The arguments Louisiana and Kansas planned to present make for instructive reading.  Documents of record are available on the Supreme Court's website.  Here is a link to the one filed by Louisiana, docketed on May 1, 2018.  Also available on the website is the lengthy dissent Justice Thomas presented, which lays out the consequences of Supreme Court inaction in the case.

The Louisiana and Thomas documents lead to some interesting bottom lines.  In stating them, blunt language seems to me appropriate to get at the heart of the matter.

Bottom line, Louisiana: The Supreme Court is allowing itself to be overruled.

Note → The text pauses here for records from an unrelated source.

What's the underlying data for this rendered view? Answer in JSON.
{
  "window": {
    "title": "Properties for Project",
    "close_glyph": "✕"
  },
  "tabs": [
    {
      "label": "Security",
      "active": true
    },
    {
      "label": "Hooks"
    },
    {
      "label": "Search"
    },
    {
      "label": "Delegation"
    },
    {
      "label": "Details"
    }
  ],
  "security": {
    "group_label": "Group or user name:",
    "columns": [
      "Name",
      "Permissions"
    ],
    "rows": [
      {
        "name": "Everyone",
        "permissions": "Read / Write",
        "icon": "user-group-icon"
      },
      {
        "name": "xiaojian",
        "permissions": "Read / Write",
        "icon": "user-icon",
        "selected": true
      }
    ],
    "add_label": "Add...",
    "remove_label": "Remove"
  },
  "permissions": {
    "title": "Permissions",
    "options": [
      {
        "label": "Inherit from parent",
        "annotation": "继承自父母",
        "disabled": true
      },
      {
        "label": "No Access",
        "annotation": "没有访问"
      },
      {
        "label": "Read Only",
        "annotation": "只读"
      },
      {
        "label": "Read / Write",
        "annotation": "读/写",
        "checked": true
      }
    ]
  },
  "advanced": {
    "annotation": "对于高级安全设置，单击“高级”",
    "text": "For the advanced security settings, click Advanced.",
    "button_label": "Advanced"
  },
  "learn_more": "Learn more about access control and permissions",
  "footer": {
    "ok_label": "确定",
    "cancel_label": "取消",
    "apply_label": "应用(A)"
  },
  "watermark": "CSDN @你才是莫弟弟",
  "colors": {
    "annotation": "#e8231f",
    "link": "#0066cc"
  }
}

This case raises an issue of national importance: whether Medicaid's Free Choice of Provider provision (42 U.S.C. § 1396a[a][23]) authorizes a private right of action for a Medicaid recipient to challenge the merits of a state's decision to disqualify or decertify a provider from the pool of state-approved Medicaid providers.  A sharply divided Fifth Circuit found it does so, flatly disregarding the Supreme Court's binding precedent in O'Bannon v. Town Court Nursing Center, 447 U.S. 773 (1980), which held that the Free Choice of Provider provision "gives recipients the right to choose among a range of qualified providers," but "it clearly does not confer ... a right on a recipient to continue to receive benefits" from a provider who "has been determined to be unqualified." Id. at 785.  [Italics in original.]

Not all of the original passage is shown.